2024年1月15日月曜日

正義と差別愛、どちらが大切かということについて 2

 

また人はまず身近な人をきちんと愛すべきであり、それができた後に遠くの人を愛すべきであると主張する人がいる。要するに差別愛は無差別愛よりも本源的感情なのであるという意見である。この意見が真実で生物が差別愛の前提である自己愛を本源とするなら、この地球上は生存競争によりとっくに単一生物種だけになっていなければならないが、実際はこの地球上には多種多様な種の生物が存在している通り、科学的生物学的に見ても生物にとって無差別愛は差別愛よりも本源的なのである。

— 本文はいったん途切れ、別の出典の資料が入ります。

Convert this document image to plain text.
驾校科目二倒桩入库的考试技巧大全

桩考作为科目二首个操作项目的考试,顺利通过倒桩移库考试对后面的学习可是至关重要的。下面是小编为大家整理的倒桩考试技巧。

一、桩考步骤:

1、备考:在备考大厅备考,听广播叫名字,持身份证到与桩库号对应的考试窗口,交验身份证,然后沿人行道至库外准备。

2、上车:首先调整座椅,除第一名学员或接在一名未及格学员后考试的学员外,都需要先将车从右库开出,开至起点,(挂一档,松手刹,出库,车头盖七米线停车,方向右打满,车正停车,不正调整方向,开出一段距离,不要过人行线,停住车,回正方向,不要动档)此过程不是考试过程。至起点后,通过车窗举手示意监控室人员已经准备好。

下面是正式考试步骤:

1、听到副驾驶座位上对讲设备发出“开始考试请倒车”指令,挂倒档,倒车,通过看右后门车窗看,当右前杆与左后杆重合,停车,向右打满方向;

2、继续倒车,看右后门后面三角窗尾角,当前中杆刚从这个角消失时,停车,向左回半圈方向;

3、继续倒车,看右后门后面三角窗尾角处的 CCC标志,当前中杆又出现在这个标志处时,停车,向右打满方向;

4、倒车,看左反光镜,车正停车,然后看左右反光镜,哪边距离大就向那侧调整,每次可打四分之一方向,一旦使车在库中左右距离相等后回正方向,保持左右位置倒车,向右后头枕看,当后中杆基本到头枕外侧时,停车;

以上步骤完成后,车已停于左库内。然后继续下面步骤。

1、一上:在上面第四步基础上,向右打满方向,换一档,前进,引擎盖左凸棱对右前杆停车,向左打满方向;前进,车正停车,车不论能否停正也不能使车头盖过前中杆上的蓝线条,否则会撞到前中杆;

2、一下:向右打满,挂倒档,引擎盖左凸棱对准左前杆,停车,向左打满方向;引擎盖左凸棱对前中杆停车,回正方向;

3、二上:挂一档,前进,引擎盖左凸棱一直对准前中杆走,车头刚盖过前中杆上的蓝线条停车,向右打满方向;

だが、差別愛は無差別愛よりも大切だとする差別愛主義者というものは根強く存在するのでここでもう少し差別愛主義について反論しておきたいと思う。

差別愛主義者が差別愛を賛美するときに例として挙げるのは、弱者の差別愛、貧しき人々が見せるお互いを支えあう家族愛の美しさである。確かにそれに対しては誰しも肯定的感情を抱くものだが、だからといって強者の差別愛、金持ちの縁故主義、赤の他人の弱者の不幸は見て見ぬふりをしながら自分と自分の身近な人達さえぬくぬく幸せならそれでいいという考えは絶対否定すべきものなのである。だが差別愛が無差別愛よりも本源的だと主張する人々は特権階級のそういう縁故主義を批判できなくなってしまう。そういうわけでみんなの利やみんなの幸せが上級国民の幸せよりも当然価値があると思うのなら、無差別愛が差別愛よりもやっぱり本源的なものなのだと思うべきなのである。

また恋愛至上主義という差別愛主義がある。恋愛至上主義とは差別愛主義の極致というもので、特定異性を守るために、幸せにするために自分の人生や財産を費やすことによって、下劣で極悪非情な自分の人生を価値あるものと思い込もうとする思想である。しかし恋愛対象を守ろう、幸せにしようと思うことは確かにある種の利他行為ではあるが、差別愛という小我の欲、自己保存欲の拡大したものに基づいた利他行為であり、しょせん自己愛の肯定なので少なくとも大我の観点から見れば大して価値のある行為ではないのである。だから自分の好きな女と相思相愛になって、その女を守るために、幸せにするために良心を捨て、弱者を搾取するために徹底的に弱者を虐待したり、弱者の不幸を見て見ぬふりをしながら生きていくことを肯定するハリウッドの恋愛映画というものは何か釈然としない気持ちにいつも人をさせるものなのである。あらゆる宗教が恋愛、色欲というものを蔑視していることにはそれ相応の訳があるのである。

 

結局、差別愛主義者(恋愛至上主義者、家族愛至上主義者)はどんなに善良でも赤の他人の不幸は見て見ぬふりをすることにより、この世界をある種弱肉強食の地獄だと判断している。そしてまた差別愛主義者であるということは、自分たちはそういう地獄を自分たちの力では決して改善できないという無力感を肯定していることなのである。その結果たいていの差別愛主義者は結局、差別愛と表裏一体である赤の他人への敵意を全面的に正当化、肯定し、赤の他人の弱者に対しては「他人に迷惑をかけるな! 俺に損をさせる奴は死ね!」というようなナチス的優生学の熱烈な支持者となってしまうし、そういったナチス的優生学は公正で正しいものだと心から思ってしまうのである。

 (図Aを見る)



 

逆に言えばきちんと加害者意識を持つことにより無差別愛が差別愛より本源的だと思っている人、無差別愛主義者は、こんな世界でも心のゆとりを持て、そのことにより生物多様性、共存共栄の論理に目が向けられ、すべての生物はお互いを尊重しあっていると信じることができるし、この世を自分たちの力でより良くできるという自己効力感を失わないで生きていけるのである。

およそこの世の中が地獄的である最大の原因は、卑賤な小人が逆境においては被害者意識に凝り固まり、順境においては差別愛と赤の他人への敵意に凝り固まることなのであり、この世の中を少しはましなものにするためには、逆境においても加害者意識を忘れず、順境においては無差別愛に基づいて行動しなければならないということに小人ももうそろそろ気づくべきなのである。